Perşembe, Temmuz 19, 2007

Derdime derman çikolat kız




Epeydir bi tatlı sevdası aldı başını gidiyor bende.
Her öğle yemeği sonrası bizim marketi arayıp bi şamfıstıklı kare çikolata siparişi verip vermeme ikilemi yaşıyorum. Bazen boş ver ye diyorum, keyifle hüpletiyorum sıcaktan erimiş çikolataları iş arkadaşlarımın şaşkın bakışlarına aldırmadan. Ya da kalkıp kendim gidiyorum, kendine market diyen bakkala... Beş-altı Algida'yı poşete doldurduğum gibi dönüyorum şirkete. Beğenilerine göre dağıtıp ağızlarını kapıyorum hepsinin sus payı hesabı...

Çikolatayı oldum olası sevmişimdir zaten. Hele çocukken Almanya’nın envai çeşit schokoladeler'ini seçe seçe bitiremezdim o kocaman grossmarketlerden.
Bi dolu kinder sürpriz alır, eve gider gitmez hepsini kırıp önce içindeki oyuncakları yapardım, annemin çenesine aldırmadan.
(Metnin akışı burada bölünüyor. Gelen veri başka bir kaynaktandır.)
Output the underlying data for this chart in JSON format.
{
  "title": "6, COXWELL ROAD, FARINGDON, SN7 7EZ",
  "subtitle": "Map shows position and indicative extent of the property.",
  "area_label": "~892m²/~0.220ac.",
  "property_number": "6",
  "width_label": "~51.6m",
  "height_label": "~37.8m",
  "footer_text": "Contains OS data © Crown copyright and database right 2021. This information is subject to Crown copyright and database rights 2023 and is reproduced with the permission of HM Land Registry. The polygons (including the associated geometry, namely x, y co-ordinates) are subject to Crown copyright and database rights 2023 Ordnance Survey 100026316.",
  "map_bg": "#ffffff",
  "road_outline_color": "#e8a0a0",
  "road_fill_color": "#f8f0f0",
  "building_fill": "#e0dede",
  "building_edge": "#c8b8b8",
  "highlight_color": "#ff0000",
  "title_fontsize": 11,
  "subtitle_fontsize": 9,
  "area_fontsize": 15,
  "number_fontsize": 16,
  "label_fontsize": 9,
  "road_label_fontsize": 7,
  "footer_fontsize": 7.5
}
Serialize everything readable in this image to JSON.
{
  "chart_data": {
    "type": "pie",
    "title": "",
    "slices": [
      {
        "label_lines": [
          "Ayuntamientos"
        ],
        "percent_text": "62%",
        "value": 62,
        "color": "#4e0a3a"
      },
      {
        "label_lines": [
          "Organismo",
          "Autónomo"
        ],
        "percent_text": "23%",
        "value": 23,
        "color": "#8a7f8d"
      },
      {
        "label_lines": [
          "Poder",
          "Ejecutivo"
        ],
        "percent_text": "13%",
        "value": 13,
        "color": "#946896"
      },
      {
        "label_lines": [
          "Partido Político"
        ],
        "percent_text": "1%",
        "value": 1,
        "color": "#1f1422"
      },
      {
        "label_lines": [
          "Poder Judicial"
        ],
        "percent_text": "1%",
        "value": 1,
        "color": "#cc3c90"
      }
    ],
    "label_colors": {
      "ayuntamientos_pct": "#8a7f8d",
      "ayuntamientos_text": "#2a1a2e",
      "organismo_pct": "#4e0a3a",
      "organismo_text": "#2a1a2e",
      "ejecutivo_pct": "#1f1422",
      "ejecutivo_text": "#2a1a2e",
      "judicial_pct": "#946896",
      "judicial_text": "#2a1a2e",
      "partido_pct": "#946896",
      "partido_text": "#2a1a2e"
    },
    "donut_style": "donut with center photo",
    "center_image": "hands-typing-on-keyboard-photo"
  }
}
Sonra da karşılarına geçip sanki Eyfel’i dikmişim havalarında kırık çikolataları yerdim büyük bi keyifle...

Hele hafta sonları babam ve küçük kardeşim Murat ile yaptığımız alışverişlerde çoğu zaman zıvanadan çıkar, sinir ederdik babamı... Adamcağız arabayı park eder etmez popcorncunun önünde biterdik, iki kardeş. Karamelli popcorn, sorunsuz bi alışveriş için ilk şarttı. Markete girer girmez de evin ihtiyaçlarından önce pasta reyonuna doğru sürükleyip hemen bi schwarzwald’i (karaorman pastası) sepete attırıp, çikolatalarımızı da aldıktan sonra rahat bırakırdık babacığımı. Ha! Pardon unutmuşum çıkarken bi de donut yerdik sıcak sıcak.

Şimdi utanıyorum o günkü yeme kapasitemden... Ama n’apim felaket bi iştah varmış ben de. Hoş şimdi de pek farklı değilim ama gerektiğinde yememem gerektiğini biliyorum en azından...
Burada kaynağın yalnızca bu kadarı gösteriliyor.